On top of comments collected at the open house, some 90 comments were received during a community picnic held in honor of the victims of last year’s deadly shooting at house party in Mukilteo.

“We are starting from a grassroots approach and building it from there,” Community Development Director Patricia Love said.

Of four proposed park sites, Byers Park and Harbour Pointe Village Park were the most popular choices. Byers Park is located on the city’s north end, across the Mukilteo Speedway from Red Cup Café. Harbour Pointe Village Park is located near City Hall at the corner of Harbour Reach Drive and Harbour Pointe Boulevard Southwest.

While Village Park is substantially larger, Byers Park features water views. Byers Park also received substantially more votes from the community.

Of the six concepts, developed from community input by Tim Corey of Colibri Facilitation, two rose to the top and will be discussed by the commission. Both include water features, among other things, and both received overwhelming support, which is not surprising considering the most desired park element is an interactive water feature.

“Our goal is to look at the concepts and then look at the elements to be within the park and then look at the two park sites that were most favored," Love said. "By combining those things, we hope to come away with a project we can start planning.”

The park is due to open July 31 of next year, meaning the project is on a bit of a fast track.

“The design process typically takes about a year for a park,” Love said. “Our time to do this is a lot shorter.”
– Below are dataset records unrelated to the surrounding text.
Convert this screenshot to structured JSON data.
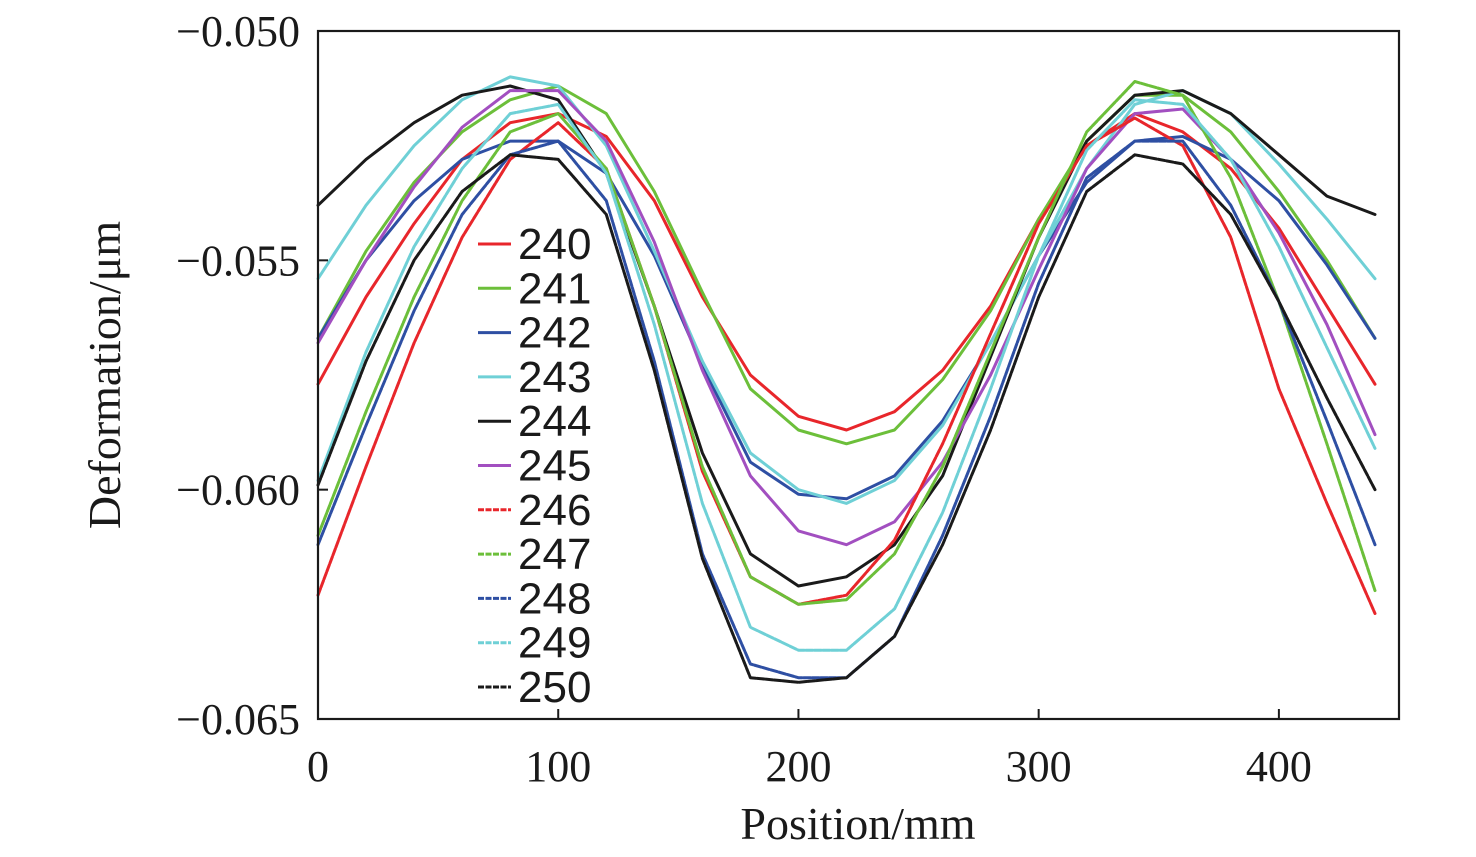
{
  "chart_data": {
    "type": "line",
    "title": "",
    "xlabel": "Position/mm",
    "ylabel": "Deformation/μm",
    "xlim": [
      0,
      450
    ],
    "ylim": [
      -0.065,
      -0.05
    ],
    "x_ticks": [
      0,
      100,
      200,
      300,
      400
    ],
    "y_ticks": [
      -0.05,
      -0.055,
      -0.06,
      -0.065
    ],
    "x_tick_labels": [
      "0",
      "100",
      "200",
      "300",
      "400"
    ],
    "y_tick_labels": [
      "−0.050",
      "−0.055",
      "−0.060",
      "−0.065"
    ],
    "grid": false,
    "legend_position": "center-left",
    "x": [
      0,
      20,
      40,
      60,
      80,
      100,
      120,
      140,
      160,
      180,
      200,
      220,
      240,
      260,
      280,
      300,
      320,
      340,
      360,
      380,
      400,
      420,
      440
    ],
    "series": [
      {
        "name": "240",
        "color": "#e8262b",
        "style": "solid",
        "values": [
          -0.0577,
          -0.0558,
          -0.0542,
          -0.0528,
          -0.052,
          -0.0518,
          -0.0523,
          -0.0537,
          -0.0558,
          -0.0575,
          -0.0584,
          -0.0587,
          -0.0583,
          -0.0574,
          -0.056,
          -0.0541,
          -0.0525,
          -0.0518,
          -0.0522,
          -0.053,
          -0.0543,
          -0.056,
          -0.0577
        ]
      },
      {
        "name": "241",
        "color": "#6cbf3a",
        "style": "solid",
        "values": [
          -0.0567,
          -0.0548,
          -0.0533,
          -0.0522,
          -0.0515,
          -0.0512,
          -0.0518,
          -0.0535,
          -0.0557,
          -0.0578,
          -0.0587,
          -0.059,
          -0.0587,
          -0.0576,
          -0.0561,
          -0.0541,
          -0.0524,
          -0.0514,
          -0.0514,
          -0.0522,
          -0.0535,
          -0.055,
          -0.0567
        ]
      },
      {
        "name": "242",
        "color": "#2e4fa3",
        "style": "solid",
        "values": [
          -0.0567,
          -0.055,
          -0.0537,
          -0.0528,
          -0.0524,
          -0.0524,
          -0.0531,
          -0.0549,
          -0.0573,
          -0.0594,
          -0.0601,
          -0.0602,
          -0.0597,
          -0.0585,
          -0.0568,
          -0.0549,
          -0.0533,
          -0.0524,
          -0.0523,
          -0.0528,
          -0.0537,
          -0.0551,
          -0.0567
        ]
      },
      {
        "name": "243",
        "color": "#6fd0d6",
        "style": "solid",
        "values": [
          -0.0554,
          -0.0538,
          -0.0525,
          -0.0515,
          -0.051,
          -0.0512,
          -0.0525,
          -0.0548,
          -0.0572,
          -0.0592,
          -0.06,
          -0.0603,
          -0.0598,
          -0.0586,
          -0.0568,
          -0.0549,
          -0.053,
          -0.0516,
          -0.0513,
          -0.0518,
          -0.0529,
          -0.0541,
          -0.0554
        ]
      },
      {
        "name": "244",
        "color": "#1a1a1a",
        "style": "solid",
        "values": [
          -0.0538,
          -0.0528,
          -0.052,
          -0.0514,
          -0.0512,
          -0.0515,
          -0.0531,
          -0.056,
          -0.0592,
          -0.0614,
          -0.0621,
          -0.0619,
          -0.0612,
          -0.0597,
          -0.0571,
          -0.0545,
          -0.0524,
          -0.0514,
          -0.0513,
          -0.0518,
          -0.0527,
          -0.0536,
          -0.054
        ]
      },
      {
        "name": "245",
        "color": "#a24fc0",
        "style": "solid",
        "values": [
          -0.0568,
          -0.055,
          -0.0534,
          -0.0521,
          -0.0513,
          -0.0513,
          -0.0524,
          -0.0546,
          -0.0574,
          -0.0597,
          -0.0609,
          -0.0612,
          -0.0607,
          -0.0594,
          -0.0575,
          -0.0552,
          -0.053,
          -0.0518,
          -0.0517,
          -0.0528,
          -0.0544,
          -0.0564,
          -0.0588
        ]
      },
      {
        "name": "246",
        "color": "#e8262b",
        "style": "dotted",
        "values": [
          -0.0623,
          -0.0595,
          -0.0568,
          -0.0545,
          -0.0528,
          -0.052,
          -0.053,
          -0.056,
          -0.0596,
          -0.0619,
          -0.0625,
          -0.0623,
          -0.0611,
          -0.059,
          -0.0566,
          -0.0542,
          -0.0525,
          -0.0519,
          -0.0525,
          -0.0545,
          -0.0578,
          -0.0603,
          -0.0627
        ]
      },
      {
        "name": "247",
        "color": "#6cbf3a",
        "style": "dotted",
        "values": [
          -0.061,
          -0.0583,
          -0.0558,
          -0.0537,
          -0.0522,
          -0.0518,
          -0.053,
          -0.056,
          -0.0595,
          -0.0619,
          -0.0625,
          -0.0624,
          -0.0614,
          -0.0595,
          -0.057,
          -0.0545,
          -0.0522,
          -0.0511,
          -0.0514,
          -0.0532,
          -0.0559,
          -0.059,
          -0.0622
        ]
      },
      {
        "name": "248",
        "color": "#2e4fa3",
        "style": "dotted",
        "values": [
          -0.0612,
          -0.0586,
          -0.0561,
          -0.054,
          -0.0527,
          -0.0524,
          -0.0537,
          -0.0572,
          -0.0614,
          -0.0638,
          -0.0641,
          -0.0641,
          -0.0632,
          -0.061,
          -0.0584,
          -0.0555,
          -0.0532,
          -0.0524,
          -0.0524,
          -0.0538,
          -0.0559,
          -0.0585,
          -0.0612
        ]
      },
      {
        "name": "249",
        "color": "#6fd0d6",
        "style": "dotted",
        "values": [
          -0.0598,
          -0.057,
          -0.0547,
          -0.053,
          -0.0518,
          -0.0516,
          -0.0531,
          -0.0564,
          -0.0603,
          -0.063,
          -0.0635,
          -0.0635,
          -0.0626,
          -0.0605,
          -0.0578,
          -0.0549,
          -0.0526,
          -0.0515,
          -0.0516,
          -0.0528,
          -0.0547,
          -0.0569,
          -0.0591
        ]
      },
      {
        "name": "250",
        "color": "#1a1a1a",
        "style": "dotted",
        "values": [
          -0.0599,
          -0.0572,
          -0.055,
          -0.0535,
          -0.0527,
          -0.0528,
          -0.054,
          -0.0574,
          -0.0615,
          -0.0641,
          -0.0642,
          -0.0641,
          -0.0632,
          -0.0612,
          -0.0587,
          -0.0558,
          -0.0535,
          -0.0527,
          -0.0529,
          -0.054,
          -0.0559,
          -0.058,
          -0.06
        ]
      }
    ]
  }
}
The project will likely become a work in progress, Love said, with initial work being completed by the target opening date and additional elements being added in phases thereafter.
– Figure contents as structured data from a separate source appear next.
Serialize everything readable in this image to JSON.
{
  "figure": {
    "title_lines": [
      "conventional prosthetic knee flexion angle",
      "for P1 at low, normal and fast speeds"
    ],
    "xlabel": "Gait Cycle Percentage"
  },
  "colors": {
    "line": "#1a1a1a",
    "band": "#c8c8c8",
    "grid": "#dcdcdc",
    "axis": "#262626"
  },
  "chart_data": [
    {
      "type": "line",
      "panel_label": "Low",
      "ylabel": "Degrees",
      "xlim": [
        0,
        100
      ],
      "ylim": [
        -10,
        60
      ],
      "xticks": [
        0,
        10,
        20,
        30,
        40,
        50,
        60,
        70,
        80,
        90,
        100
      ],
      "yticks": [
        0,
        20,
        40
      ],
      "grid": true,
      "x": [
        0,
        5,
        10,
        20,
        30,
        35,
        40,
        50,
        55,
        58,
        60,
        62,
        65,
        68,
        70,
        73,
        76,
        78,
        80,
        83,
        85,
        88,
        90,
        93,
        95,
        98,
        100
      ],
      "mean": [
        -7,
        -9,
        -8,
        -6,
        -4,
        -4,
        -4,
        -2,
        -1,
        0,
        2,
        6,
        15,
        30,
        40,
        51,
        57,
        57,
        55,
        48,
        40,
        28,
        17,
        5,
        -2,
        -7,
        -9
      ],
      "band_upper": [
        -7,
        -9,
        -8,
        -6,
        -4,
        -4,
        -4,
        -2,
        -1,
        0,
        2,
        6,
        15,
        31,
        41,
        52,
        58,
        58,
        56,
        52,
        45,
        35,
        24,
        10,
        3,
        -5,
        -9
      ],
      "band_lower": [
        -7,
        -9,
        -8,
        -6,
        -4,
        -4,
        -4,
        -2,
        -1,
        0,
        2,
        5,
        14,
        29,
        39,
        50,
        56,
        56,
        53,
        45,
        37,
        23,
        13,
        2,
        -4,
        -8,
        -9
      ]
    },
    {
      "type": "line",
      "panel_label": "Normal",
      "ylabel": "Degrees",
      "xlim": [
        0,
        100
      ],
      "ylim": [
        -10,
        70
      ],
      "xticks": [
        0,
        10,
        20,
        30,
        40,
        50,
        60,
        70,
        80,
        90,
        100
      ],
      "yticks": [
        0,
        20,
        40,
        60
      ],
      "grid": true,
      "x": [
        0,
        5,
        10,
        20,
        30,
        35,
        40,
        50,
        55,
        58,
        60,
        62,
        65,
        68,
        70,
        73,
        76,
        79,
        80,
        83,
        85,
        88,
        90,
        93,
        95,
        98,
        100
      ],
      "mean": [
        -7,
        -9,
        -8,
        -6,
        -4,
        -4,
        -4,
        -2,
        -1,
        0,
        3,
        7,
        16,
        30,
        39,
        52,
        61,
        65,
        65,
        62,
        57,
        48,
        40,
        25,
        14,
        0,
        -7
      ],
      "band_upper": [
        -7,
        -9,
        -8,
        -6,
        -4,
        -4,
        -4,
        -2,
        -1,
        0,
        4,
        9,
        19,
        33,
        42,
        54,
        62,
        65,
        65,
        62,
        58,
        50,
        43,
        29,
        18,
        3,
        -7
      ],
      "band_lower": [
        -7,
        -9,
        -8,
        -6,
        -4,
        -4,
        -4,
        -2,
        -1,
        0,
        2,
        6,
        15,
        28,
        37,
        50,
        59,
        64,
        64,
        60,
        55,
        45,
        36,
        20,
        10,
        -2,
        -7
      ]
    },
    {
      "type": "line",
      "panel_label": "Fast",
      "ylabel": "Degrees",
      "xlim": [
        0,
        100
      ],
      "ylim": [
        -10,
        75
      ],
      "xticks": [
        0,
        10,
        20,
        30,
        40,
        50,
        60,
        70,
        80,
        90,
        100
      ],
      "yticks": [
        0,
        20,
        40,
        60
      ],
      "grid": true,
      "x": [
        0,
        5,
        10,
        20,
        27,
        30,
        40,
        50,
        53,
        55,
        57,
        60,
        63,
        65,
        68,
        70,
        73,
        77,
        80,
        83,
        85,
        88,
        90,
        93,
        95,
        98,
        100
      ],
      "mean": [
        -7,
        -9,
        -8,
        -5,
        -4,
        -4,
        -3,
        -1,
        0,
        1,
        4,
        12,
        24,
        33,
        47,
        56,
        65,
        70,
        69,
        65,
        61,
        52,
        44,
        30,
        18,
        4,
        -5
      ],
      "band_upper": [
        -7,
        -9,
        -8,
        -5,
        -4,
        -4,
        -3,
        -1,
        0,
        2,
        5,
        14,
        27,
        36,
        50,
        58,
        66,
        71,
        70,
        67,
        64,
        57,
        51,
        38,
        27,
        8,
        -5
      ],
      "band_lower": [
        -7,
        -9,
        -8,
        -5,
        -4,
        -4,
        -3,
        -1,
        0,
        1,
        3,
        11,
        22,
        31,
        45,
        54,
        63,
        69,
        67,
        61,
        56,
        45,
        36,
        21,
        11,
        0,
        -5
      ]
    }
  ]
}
“We are definitely shooting for next summer, which is a pretty speedy turn around,” Mayor Jennifer Gregerson said.

In the days after last year’s deadly shooting, makeshift memorials arose at Kamiak High School and the LDS church next door. When those memorials were removed, many expressed a desire to create something lasting.

“There were a lot of people who wanted to do a garden or some kind of community service or something to demonstrate their caring,” Gregerson said. “From that, we moved toward the concept of doing a peace park.”
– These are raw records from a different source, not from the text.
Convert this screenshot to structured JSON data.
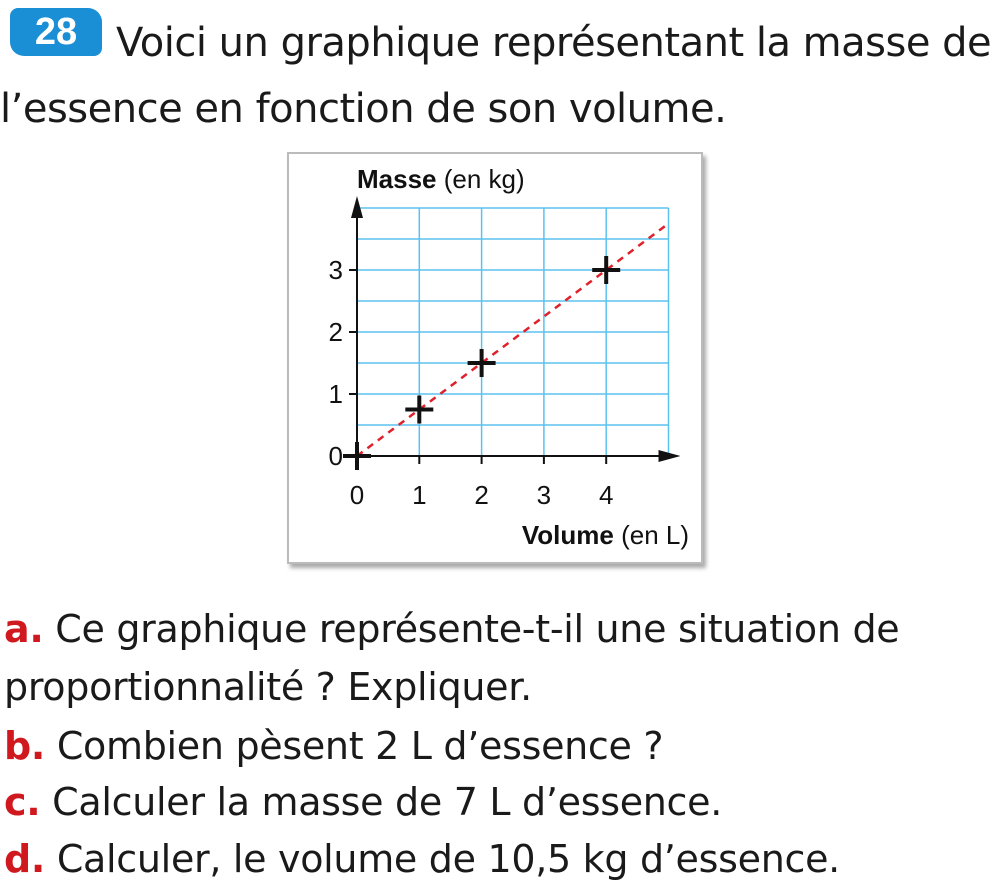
{
  "exercise": {
    "number": "28",
    "intro": "Voici un graphique représentant la masse de l’essence en fonction de son volume.",
    "badge_color": "#1a8fd6"
  },
  "questions": [
    {
      "letter": "a.",
      "text": "Ce graphique représente-t-il une situation de proportionnalité ? Expliquer."
    },
    {
      "letter": "b.",
      "text": "Combien pèsent 2 L d’essence ?"
    },
    {
      "letter": "c.",
      "text": "Calculer la masse de 7 L d’essence."
    },
    {
      "letter": "d.",
      "text": "Calculer, le volume de 10,5 kg d’essence."
    }
  ],
  "chart_data": {
    "type": "scatter",
    "ylabel_bold": "Masse",
    "ylabel_rest": "(en kg)",
    "xlabel_bold": "Volume",
    "xlabel_rest": "(en L)",
    "xlim": [
      0,
      5
    ],
    "ylim": [
      0,
      4
    ],
    "xticks": [
      "0",
      "1",
      "2",
      "3",
      "4"
    ],
    "yticks": [
      "0",
      "1",
      "2",
      "3"
    ],
    "grid": true,
    "grid_color": "#5bc2f0",
    "points": [
      {
        "x": 0,
        "y": 0
      },
      {
        "x": 1,
        "y": 0.75
      },
      {
        "x": 2,
        "y": 1.5
      },
      {
        "x": 4,
        "y": 3
      }
    ],
    "trend_line": {
      "slope": 0.75,
      "style": "dashed",
      "color": "#e0202a"
    }
  }
}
Gregerson said she was partially inspired by a similar peace park in Marysville. She said she not only envisions Mukilteo’s as a way to commemorate the victims of last year’s shooting, but also as an acknowledgement of youth who have committed suicide.

“There were several kids who died by suicide over the last few years,” she said. “From the beginning, it’s been clear that the shooting and these suicides have raised our awareness of the challenges our kids face broadly. I think there’s a sense that we would like to do something to prevent that, to give people a space where they can feel hope and feel that the community has hope for them.”